At some point I had to decide whether to keep fighting over a free app. I didn’t. I moved on.
Where it lives now
Expo Web support meant the app already ran in a browser. The card flip animations work in Chrome. Multiplayer works. No install required. You text someone the link and you’re playing.
It’s slightly bittersweet that it never made it into the App Store, but the web version is genuinely fine. More than fine, actually. Anyone with a browser can play it, which is more people than would ever find it in the App Store anyway.
Source code is on GitHub if you want to dig into the multiplayer architecture or use the Firebase normalization pattern.
What I’d do differently
Start with web as the primary target if there’s any chance the App Store might reject your app. I built a full React Native app and discovered the main distribution channel was closed to me. The web fallback worked, but it was a fallback, not a plan.
Use Firestore instead of Realtime Database. Firebase Realtime Database works, but the normalization overhead was significant.
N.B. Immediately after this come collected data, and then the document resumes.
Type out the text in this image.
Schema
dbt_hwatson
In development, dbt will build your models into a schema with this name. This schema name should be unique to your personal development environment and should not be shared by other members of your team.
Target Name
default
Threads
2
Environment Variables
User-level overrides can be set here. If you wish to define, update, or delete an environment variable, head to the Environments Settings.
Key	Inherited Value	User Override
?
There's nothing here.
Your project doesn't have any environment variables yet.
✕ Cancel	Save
Firestore returns data in a format that doesn’t mangle your arrays, and the query model is better for structured game state.
Write tests for the reducer. The game state logic got complex, especially the pyramid drink assignment across multiple players in real time. I tested it manually as I built it, which worked until it didn’t. A test suite for gameReducer would have caught several multiplayer bugs before they reached production.
The game is out there. People play it. That part worked.